Designing CVA Studies for Limited Interactions
In the previous section of this documentation, we introduced the advanced design strategy of conditional pricing tables. We warned that these should be built with near-proportional pricing across the price tiers. We also warned that specifying conditional pricing tables might increase the likelihood that interactions would be needed to properly model the data. The following instructions provide a framework for advanced analysts to develop designs that formally support estimation of limited interactions and also examine whether those interaction terms are useful for a given data set. Rather than use the Conditional Pricing facility in CVA (which assumes main effects), this example also assumes customization of price ranges for each brand. For this example, we will assume a conjoint study where two of the attributes are brand (4 levels) and price (3 levels). (Note that the steps below may be used for any two attributes, whether involving price or not.)
1. When designing the study, create a single composite attribute reflecting all combinations of brand and price (4 x 3 = 12 levels). This will increase the number of parameters that need to be estimated relative to the main effects plan. With main effects, there are (4-1) + (3-1) = 5 parameters to fit to account for the main effects of brand and price. With the composite factor accounting for all combinations of brand and price, there are 12 - 1 = 11 parameters to fit. Thus, the interaction design increases the number of parameters to estimate by 11 - 5 = 6. Given the standard rule-of-thumb for designing CVA questionnaires (field twice as many questions as parameters to estimate), this will increase the number of cards that each respondent should evaluate by 2 x 6 = 12 cards. Of course, with CVA/HB estimation, you may do just as well with fewer cards than this recommendation.
2. Add CBC-looking fixed holdout questions at the end of the questionnaire (as Select-type or Grid questions). Three or four scenarios, each having 4 concepts (one for each brand) should be sufficient. Don't include a "None" option. These holdouts are useful not only for tuning the CVA part-worths to have the appropriate scale factor for predicting choice probabilities, but for investigating whether interaction effects improve the accuracy of the model.
3. Estimate the part-worth utilities (preferably with CVA/HB).
4. Plot the mean part-worths for the brand x price composite factor (pseudo demand curves). If reversals are present, you may consider re-running the estimation with constraints in place. Examine the resulting curves for face validity.
5. Specify the holdout scenarios each as a separate simulation scenario within the market simulator. Tune the Exponent setting (not independently for each simulation scenario, but using the same scale factor across all simulation scenarios) so that the simulated shares most closely fit the actual observed choices for the holdouts (Mean Absolute Error, or Mean Squared Error).

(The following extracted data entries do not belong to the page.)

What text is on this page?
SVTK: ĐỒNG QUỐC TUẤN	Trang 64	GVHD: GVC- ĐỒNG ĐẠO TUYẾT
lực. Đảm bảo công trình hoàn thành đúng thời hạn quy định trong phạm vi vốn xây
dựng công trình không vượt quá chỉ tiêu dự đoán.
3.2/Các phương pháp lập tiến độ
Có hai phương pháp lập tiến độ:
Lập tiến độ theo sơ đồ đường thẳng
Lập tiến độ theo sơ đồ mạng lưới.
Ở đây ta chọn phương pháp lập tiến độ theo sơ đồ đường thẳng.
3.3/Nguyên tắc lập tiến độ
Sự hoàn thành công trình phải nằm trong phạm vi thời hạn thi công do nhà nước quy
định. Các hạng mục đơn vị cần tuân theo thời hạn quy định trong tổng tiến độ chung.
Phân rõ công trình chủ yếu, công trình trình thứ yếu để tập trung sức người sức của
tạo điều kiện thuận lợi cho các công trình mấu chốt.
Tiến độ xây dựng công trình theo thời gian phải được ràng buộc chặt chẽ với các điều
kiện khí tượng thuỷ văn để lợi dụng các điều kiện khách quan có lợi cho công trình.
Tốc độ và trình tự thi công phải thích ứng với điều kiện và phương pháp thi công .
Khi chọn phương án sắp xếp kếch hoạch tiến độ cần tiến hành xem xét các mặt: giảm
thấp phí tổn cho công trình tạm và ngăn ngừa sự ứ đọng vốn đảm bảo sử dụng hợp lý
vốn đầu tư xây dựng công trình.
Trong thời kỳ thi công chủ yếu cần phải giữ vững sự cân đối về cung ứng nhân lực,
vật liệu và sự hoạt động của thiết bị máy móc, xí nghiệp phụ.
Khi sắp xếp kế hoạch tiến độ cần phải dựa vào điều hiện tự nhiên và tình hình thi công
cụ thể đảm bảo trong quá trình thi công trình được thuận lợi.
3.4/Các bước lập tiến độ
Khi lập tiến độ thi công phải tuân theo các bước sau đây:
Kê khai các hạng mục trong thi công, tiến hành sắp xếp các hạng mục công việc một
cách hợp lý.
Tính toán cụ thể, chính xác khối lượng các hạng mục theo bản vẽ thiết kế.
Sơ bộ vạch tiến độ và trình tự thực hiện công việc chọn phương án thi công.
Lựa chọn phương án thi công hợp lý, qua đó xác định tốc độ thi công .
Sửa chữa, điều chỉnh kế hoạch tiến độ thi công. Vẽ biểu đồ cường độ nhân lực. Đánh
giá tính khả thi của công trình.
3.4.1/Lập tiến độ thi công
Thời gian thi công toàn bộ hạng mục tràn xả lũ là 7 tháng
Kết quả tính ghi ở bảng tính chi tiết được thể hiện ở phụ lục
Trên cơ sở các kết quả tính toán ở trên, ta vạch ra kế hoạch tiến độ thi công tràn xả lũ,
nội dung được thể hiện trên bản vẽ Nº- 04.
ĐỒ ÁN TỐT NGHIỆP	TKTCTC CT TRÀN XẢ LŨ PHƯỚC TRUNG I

6. Repeat the analysis using main effects only. To do this, save a copy of the study and work from this duplicate study. Export the original design to a .csv file. Modify the design file to separate the brand x price composite factor into two attributes. Recode the level numbers accordingly to reflect main effects. Modify the attribute list to separate brand and price as attributes, to match your modified design. Import the recoded design.
7. Import the respondent data as if the study were conducted via paper-and-pencil.
8. Repeat steps 3 through 5 with the main effects model. Compare the plot of utilities and also the fit to holdouts. If interaction effects have greater face validity (visual plot) and noticeably stronger fit to holdouts, then this is evidence that interaction effects are useful. If the two models appear equally useful, we suggest using the more parsimonious model (main effects).